Foto: dpa/Kay Nietfeld

Fast verhaut Norbert Walter-Borjans („Nowabo“) seine ohnehin nicht mitreißende Rede noch. „Wir werden weder Wahlen gewinnen...“, hebt er zum Schluss an, um sich schnell zu korrigieren: „Wie wir wieder Wahlen gewinnen...“, wollte er sagen. Vielleicht sind‘s die Augen. Egal. Die rund 600 Delegierten des Parteitages in Berlin erheben sich zu einem minutenlangen Beifall. Die SPD will endlich wieder ihre Ruhe haben nach diesem chaotischen halben Jahr. Mit Walter-Borjans und seiner Co-Vorsitzenden Saskia Esken an der Spitze.Und auch die restliche Führung ist komplett neu.

89,2 Prozent bekommt der 67jährige frühere nordrhein-westfälische Finanzminister bei der Wahl, 75,9 Prozent seine 58-jährige Kollegin aus Baden-Württemberg.

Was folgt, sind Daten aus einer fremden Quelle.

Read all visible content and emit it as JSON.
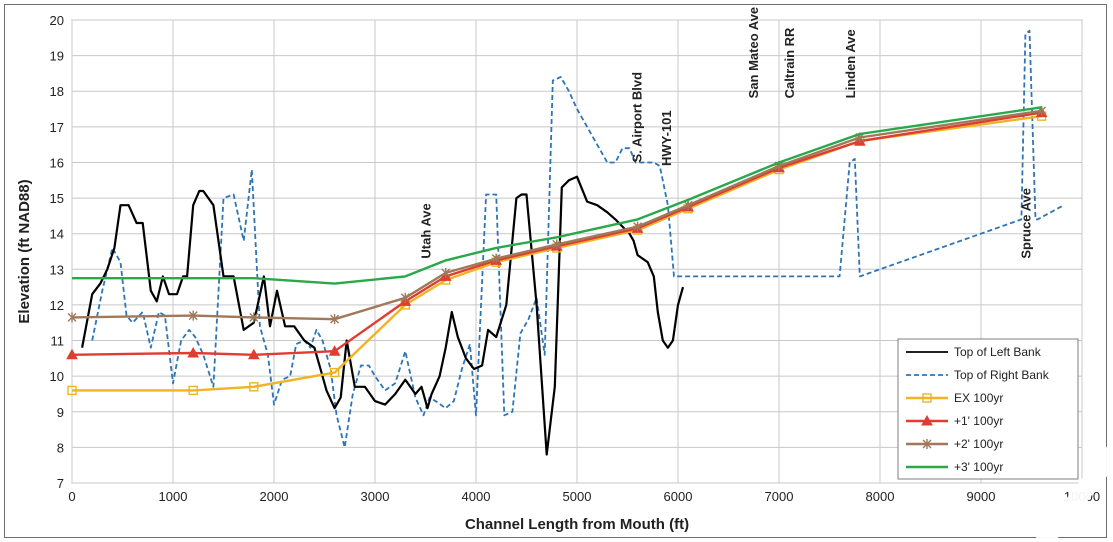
{
  "chart_data": {
    "type": "line",
    "xlabel": "Channel Length from Mouth (ft)",
    "ylabel": "Elevation (ft NAD88)",
    "xlim": [
      0,
      10000
    ],
    "ylim": [
      7,
      20
    ],
    "xticks": [
      "0",
      "1000",
      "2000",
      "3000",
      "4000",
      "5000",
      "6000",
      "7000",
      "8000",
      "9000",
      "10000"
    ],
    "yticks": [
      "7",
      "8",
      "9",
      "10",
      "11",
      "12",
      "13",
      "14",
      "15",
      "16",
      "17",
      "18",
      "19",
      "20"
    ],
    "grid": true,
    "legend_position": "bottom-right",
    "annotations": [
      {
        "text": "Utah Ave",
        "x": 3550,
        "y": 13.3
      },
      {
        "text": "S. Airport Blvd",
        "x": 5640,
        "y": 16.0
      },
      {
        "text": "HWY-101",
        "x": 5930,
        "y": 15.9
      },
      {
        "text": "San Mateo Ave",
        "x": 6790,
        "y": 17.8
      },
      {
        "text": "Caltrain RR",
        "x": 7150,
        "y": 17.8
      },
      {
        "text": "Linden Ave",
        "x": 7750,
        "y": 17.8
      },
      {
        "text": "Spruce Ave",
        "x": 9490,
        "y": 13.3
      }
    ],
    "series": [
      {
        "name": "Top of Left Bank",
        "color": "#000000",
        "dash": "solid",
        "marker": "none",
        "x": [
          100,
          200,
          280,
          350,
          420,
          480,
          560,
          640,
          700,
          780,
          840,
          900,
          960,
          1040,
          1100,
          1140,
          1200,
          1260,
          1300,
          1400,
          1500,
          1600,
          1700,
          1800,
          1900,
          1960,
          2030,
          2110,
          2200,
          2300,
          2400,
          2460,
          2520,
          2600,
          2660,
          2720,
          2800,
          2900,
          3000,
          3100,
          3200,
          3300,
          3400,
          3460,
          3520,
          3560,
          3640,
          3700,
          3760,
          3820,
          3900,
          3980,
          4060,
          4120,
          4200,
          4300,
          4400,
          4450,
          4500,
          4600,
          4700,
          4780,
          4850,
          4920,
          5000,
          5100,
          5200,
          5300,
          5380,
          5450,
          5520,
          5560,
          5600,
          5700,
          5760,
          5800,
          5850,
          5900,
          5950,
          6000,
          6050
        ],
        "y": [
          10.8,
          12.3,
          12.6,
          13.0,
          13.6,
          14.8,
          14.8,
          14.3,
          14.3,
          12.4,
          12.1,
          12.8,
          12.3,
          12.3,
          12.8,
          12.8,
          14.8,
          15.2,
          15.2,
          14.8,
          12.8,
          12.8,
          11.3,
          11.5,
          12.8,
          11.4,
          12.4,
          11.4,
          11.4,
          11.0,
          10.8,
          10.2,
          9.6,
          9.1,
          9.4,
          11.0,
          9.7,
          9.7,
          9.3,
          9.2,
          9.5,
          9.9,
          9.5,
          9.7,
          9.1,
          9.5,
          10.0,
          10.8,
          11.8,
          11.1,
          10.5,
          10.2,
          10.3,
          11.3,
          11.1,
          12.0,
          15.0,
          15.1,
          15.1,
          12.0,
          7.8,
          9.7,
          15.3,
          15.5,
          15.6,
          14.9,
          14.8,
          14.6,
          14.4,
          14.2,
          14.0,
          13.8,
          13.4,
          13.2,
          12.8,
          11.8,
          11.0,
          10.8,
          11.0,
          12.0,
          12.5
        ],
        "x_note": ""
      },
      {
        "name": "Top of Right Bank",
        "color": "#2e75b6",
        "dash": "dashed",
        "marker": "none",
        "x": [
          200,
          300,
          400,
          480,
          540,
          600,
          700,
          780,
          860,
          920,
          1000,
          1080,
          1160,
          1220,
          1300,
          1400,
          1500,
          1600,
          1700,
          1780,
          1860,
          1940,
          2000,
          2080,
          2160,
          2220,
          2300,
          2360,
          2420,
          2480,
          2560,
          2620,
          2700,
          2780,
          2860,
          2940,
          3000,
          3100,
          3200,
          3300,
          3400,
          3480,
          3540,
          3600,
          3700,
          3780,
          3860,
          3940,
          4000,
          4100,
          4200,
          4280,
          4360,
          4440,
          4520,
          4600,
          4680,
          4760,
          4840,
          4920,
          5000,
          5100,
          5200,
          5300,
          5380,
          5450,
          5520,
          5580,
          5640,
          5700,
          5760,
          5820,
          5900,
          5960,
          6020,
          6060
        ],
        "y": [
          11.0,
          12.4,
          13.6,
          13.2,
          11.7,
          11.5,
          11.8,
          10.8,
          11.8,
          11.7,
          9.8,
          11.0,
          11.3,
          11.1,
          10.6,
          9.7,
          15.0,
          15.1,
          13.8,
          15.8,
          11.4,
          10.6,
          9.2,
          9.9,
          10.0,
          10.9,
          11.0,
          10.8,
          11.3,
          11.0,
          10.2,
          8.9,
          8.0,
          9.5,
          10.3,
          10.3,
          10.0,
          9.6,
          9.8,
          10.7,
          9.4,
          8.9,
          9.4,
          9.3,
          9.1,
          9.3,
          10.2,
          10.9,
          8.9,
          15.1,
          15.1,
          8.9,
          9.0,
          11.2,
          11.6,
          12.2,
          10.6,
          18.3,
          18.4,
          18.0,
          17.5,
          17.0,
          16.5,
          16.0,
          16.0,
          16.4,
          16.4,
          16.0,
          16.0,
          16.0,
          16.0,
          15.9,
          14.8,
          12.8,
          12.8,
          12.8
        ],
        "x_note": ""
      },
      {
        "name": "EX 100yr",
        "color": "#f0b323",
        "dash": "solid",
        "marker": "square",
        "x": [
          0,
          1200,
          1800,
          2600,
          3300,
          3700,
          4200,
          4800,
          5600,
          6100,
          7000,
          7800,
          9600
        ],
        "y": [
          9.6,
          9.6,
          9.7,
          10.1,
          12.0,
          12.7,
          13.2,
          13.6,
          14.1,
          14.7,
          15.8,
          16.6,
          17.3
        ]
      },
      {
        "name": "+1' 100yr",
        "color": "#e03c31",
        "dash": "solid",
        "marker": "triangle",
        "x": [
          0,
          1200,
          1800,
          2600,
          3300,
          3700,
          4200,
          4800,
          5600,
          6100,
          7000,
          7800,
          9600
        ],
        "y": [
          10.6,
          10.65,
          10.6,
          10.7,
          12.1,
          12.8,
          13.25,
          13.65,
          14.15,
          14.75,
          15.85,
          16.6,
          17.4
        ]
      },
      {
        "name": "+2' 100yr",
        "color": "#a0785a",
        "dash": "solid",
        "marker": "star",
        "x": [
          0,
          1200,
          1800,
          2600,
          3300,
          3700,
          4200,
          4800,
          5600,
          6100,
          7000,
          7800,
          9600
        ],
        "y": [
          11.65,
          11.7,
          11.65,
          11.6,
          12.2,
          12.9,
          13.3,
          13.7,
          14.2,
          14.8,
          15.9,
          16.7,
          17.45
        ]
      },
      {
        "name": "+3' 100yr",
        "color": "#2aa84a",
        "dash": "solid",
        "marker": "none",
        "x": [
          0,
          1200,
          1800,
          2600,
          3300,
          3700,
          4200,
          4800,
          5600,
          6100,
          7000,
          7800,
          9600
        ],
        "y": [
          12.75,
          12.75,
          12.75,
          12.6,
          12.8,
          13.25,
          13.6,
          13.9,
          14.4,
          14.95,
          16.0,
          16.8,
          17.55
        ]
      }
    ],
    "extra_right_bank_tail": {
      "x": [
        6060,
        7300,
        7450,
        7600,
        7700,
        7750,
        7800,
        9400,
        9440,
        9480,
        9540,
        9560,
        9820
      ],
      "y": [
        12.8,
        12.8,
        12.8,
        12.8,
        16.0,
        16.1,
        12.8,
        14.4,
        19.6,
        19.7,
        14.4,
        14.4,
        14.8
      ]
    }
  }
}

Eigentlich ist die Abstimmung nur Formsache; schließlich haben die beiden den Mitgliederentscheid gegen die Konkurrenten Olaf Scholz und Klara Geywitz mit deutlichem Vorsprung gewonnen.

Walter-Borjans gilt vielen als Robin Hood der SPD

Esken, in der Bundestagsfraktion bisher eine Hinterbänklerin, hatte im August überhaupt erst die Idee für die Kandidatur mit Walter-Borjans, den sie kannte, weil der einst die Schweizer Steuer CDs aufgekauft und damit sieben Milliarden Euro eingetrieben hatte. Das war in der Urwahlphase ein wichtiger Punkt. In seiner Parteitagsrede vergisst Walter-Borjans natürlich nicht, zu erwähnen, wie kritisch die Schweizer Presse seine Kandidatur kommentiert hat. „Glaubwürdigkeit kommt von standhaft bleiben“, sagt er dazu. Eigentlich war er schon auf Rente. Jetzt gilt er vielen in der SPD als eine Art Robin Hood der sozialen Gerechtigkeit. Die Jusos haben auf ihn gesetzt.

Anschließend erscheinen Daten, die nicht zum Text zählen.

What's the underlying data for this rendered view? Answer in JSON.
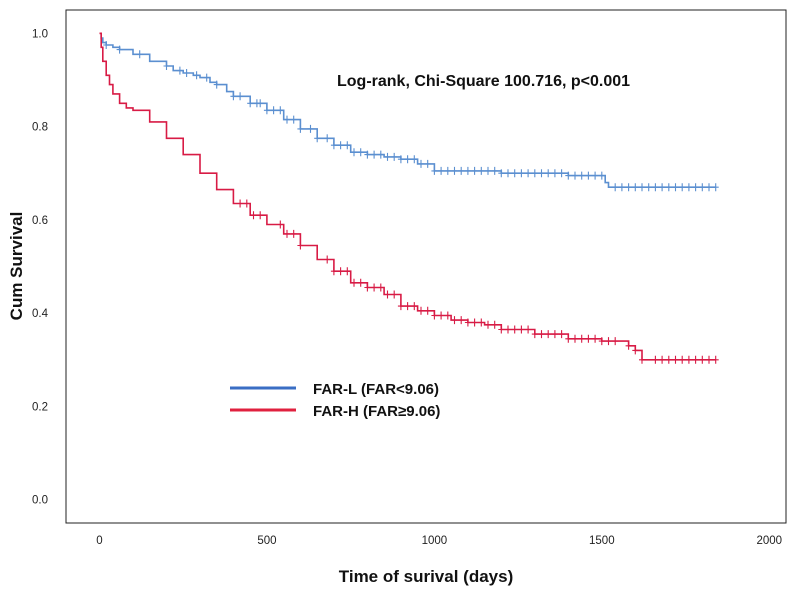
{
  "chart_data": {
    "type": "line",
    "subtype": "kaplan-meier",
    "title": "",
    "xlabel": "Time of surival (days)",
    "ylabel": "Cum Survival",
    "xlim": [
      -100,
      2050
    ],
    "ylim": [
      -0.05,
      1.05
    ],
    "x_ticks": [
      0,
      500,
      1000,
      1500,
      2000
    ],
    "y_ticks": [
      0.0,
      0.2,
      0.4,
      0.6,
      0.8,
      1.0
    ],
    "x_tick_labels": [
      "0",
      "500",
      "1000",
      "1500",
      "2000"
    ],
    "y_tick_labels": [
      "0.0",
      "0.2",
      "0.4",
      "0.6",
      "0.8",
      "1.0"
    ],
    "annotation": "Log-rank, Chi-Square 100.716, p<0.001",
    "legend": [
      {
        "label": "FAR-L (FAR<9.06)",
        "color": "#3a6ec4"
      },
      {
        "label": "FAR-H (FAR≥9.06)",
        "color": "#e0213f"
      }
    ],
    "series": [
      {
        "name": "FAR-L (FAR<9.06)",
        "color": "#5b8fd0",
        "x": [
          0,
          5,
          10,
          20,
          40,
          60,
          100,
          150,
          200,
          220,
          250,
          280,
          300,
          330,
          350,
          380,
          400,
          450,
          500,
          550,
          600,
          650,
          700,
          750,
          800,
          850,
          900,
          950,
          1000,
          1050,
          1100,
          1150,
          1200,
          1300,
          1400,
          1500,
          1510,
          1520,
          1600,
          1700,
          1840
        ],
        "y": [
          1.0,
          0.99,
          0.98,
          0.975,
          0.97,
          0.965,
          0.955,
          0.94,
          0.93,
          0.92,
          0.915,
          0.91,
          0.905,
          0.895,
          0.89,
          0.875,
          0.865,
          0.85,
          0.835,
          0.815,
          0.795,
          0.775,
          0.76,
          0.745,
          0.74,
          0.735,
          0.73,
          0.72,
          0.705,
          0.705,
          0.705,
          0.705,
          0.7,
          0.7,
          0.695,
          0.695,
          0.68,
          0.67,
          0.67,
          0.67,
          0.67
        ],
        "censor_x": [
          20,
          60,
          120,
          200,
          240,
          260,
          290,
          320,
          350,
          400,
          420,
          450,
          470,
          480,
          500,
          520,
          540,
          560,
          580,
          600,
          630,
          650,
          680,
          700,
          720,
          740,
          760,
          780,
          800,
          820,
          840,
          860,
          880,
          900,
          920,
          940,
          960,
          980,
          1000,
          1020,
          1040,
          1060,
          1080,
          1100,
          1120,
          1140,
          1160,
          1180,
          1200,
          1220,
          1240,
          1260,
          1280,
          1300,
          1320,
          1340,
          1360,
          1380,
          1400,
          1420,
          1440,
          1460,
          1480,
          1500,
          1540,
          1560,
          1580,
          1600,
          1620,
          1640,
          1660,
          1680,
          1700,
          1720,
          1740,
          1760,
          1780,
          1800,
          1820,
          1840
        ]
      },
      {
        "name": "FAR-H (FAR≥9.06)",
        "color": "#d81b45",
        "x": [
          0,
          5,
          10,
          20,
          30,
          40,
          60,
          80,
          100,
          150,
          200,
          250,
          300,
          350,
          400,
          450,
          500,
          550,
          600,
          650,
          700,
          750,
          800,
          850,
          900,
          950,
          1000,
          1050,
          1100,
          1150,
          1200,
          1300,
          1400,
          1500,
          1560,
          1580,
          1600,
          1620,
          1700,
          1840
        ],
        "y": [
          1.0,
          0.97,
          0.94,
          0.91,
          0.89,
          0.87,
          0.85,
          0.84,
          0.835,
          0.81,
          0.775,
          0.74,
          0.7,
          0.665,
          0.635,
          0.61,
          0.59,
          0.57,
          0.545,
          0.515,
          0.49,
          0.465,
          0.455,
          0.44,
          0.415,
          0.405,
          0.395,
          0.385,
          0.38,
          0.375,
          0.365,
          0.355,
          0.345,
          0.34,
          0.34,
          0.33,
          0.32,
          0.3,
          0.3,
          0.3
        ],
        "censor_x": [
          420,
          440,
          460,
          480,
          540,
          560,
          580,
          600,
          680,
          700,
          720,
          740,
          760,
          780,
          800,
          820,
          840,
          860,
          880,
          900,
          920,
          940,
          960,
          980,
          1000,
          1020,
          1040,
          1060,
          1080,
          1100,
          1120,
          1140,
          1160,
          1180,
          1200,
          1220,
          1240,
          1260,
          1280,
          1300,
          1320,
          1340,
          1360,
          1380,
          1400,
          1420,
          1440,
          1460,
          1480,
          1500,
          1520,
          1540,
          1580,
          1600,
          1620,
          1660,
          1680,
          1700,
          1720,
          1740,
          1760,
          1780,
          1800,
          1820,
          1840
        ]
      }
    ]
  }
}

Beide neuen Vorsitzenden beschwören das Erbe Willy Brandts, in dessen Amtszeit sie ihr politisches Engagement begannen. Esken, im knallroten Hosenanzug gekleidet, redet etwas schärfer, sie ist auch pathetischer: „Hört ihr die Signale?“ fragt sie am Ende. „Die neue Zeit, sie ruft!“ Da stehen die Delegierten auf und jubeln. Die Partei will wieder klare, unverfälschte Gefühle haben. SPD pur. Ülker Radziwill, Landtagsabgeordnete aus Berlin und immer schon Gegnerin der Großen Koalition, sagt wie etliche andere: „Die beiden haben uns aus der Seele gesprochen, sie haben auf unsere sozialdemokratischen Herzen gehört“.

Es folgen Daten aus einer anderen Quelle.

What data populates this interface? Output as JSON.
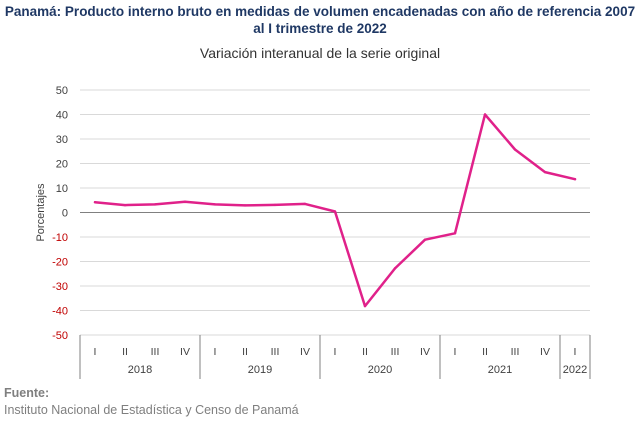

Die neuen Parteichefs tragen Forderungen an den Koalitionspartner vor. Ein Mindestlohn von wenigstens zwölf Euro, ein höherer CO2-Preis samt Sozialausgleich für steigende Benzinkosten und ein zusätzliches Investitionsprogramm in Höhe von 45 Milliarden Euro jährlich. Als Walter-Borjans sagt, dafür müsse die „schwarze Null“ fallen und zur Not auch die Schuldenbremse im Grundgesetz, gibt es großen Beifall. Allerdings, am Vorstandstisch, wo die noch amtierende Parteiführung sitzt, darunter auch Finanzminister Olaf Scholz, klatscht bis auf Esken niemand.

Doch es klingt nur wie eine Kampfansage an die Groko. Denn der vom neuen Führungsduo eingebrachte Leitantrag unter dem Titel „Aufbruch in die neue Zeit“ bilanziert die Halbzeit der Koalition durchaus positiv und lässt außerdem offen, was geschieht, wenn die Union auf die Forderungen nicht eingeht. Es ist lediglich von Gesprächen die Rede, die der Parteivorstand später bewerten soll. Keine Fristen, keine roten Linien. Einige Parteilinke um Hilde Mattheis und Ex-Juso-Chefin Franziska Drohsel riechen eine Falle. Sie beantragen, schon jetzt das Ende der Großen Koalition zu beschließen. Das ist die eigentliche Debatte des Tages. Eröffnet wird sie von DGB-Chef Reiner Hoffmann, der den Genossen sehr langsam wie zum Mitschreiben vorbetet: „Die Liste eurer Erfolge ist beachtlich.“ Und: „Kompromisse sind das Wesen der Demokratie“. Mattheis hält dagegen, dass die SPD in der Groko immer schwächer geworden sei. Sie spricht vom „schleichenden Tod“. Doch als sich auch Juso-Chef Kevin Kühnert hinter die moderate Linie stellt, ist die Luft raus. So endet die mit Spannung erwartete Groko-Debatte wie das Hornberger Schießen.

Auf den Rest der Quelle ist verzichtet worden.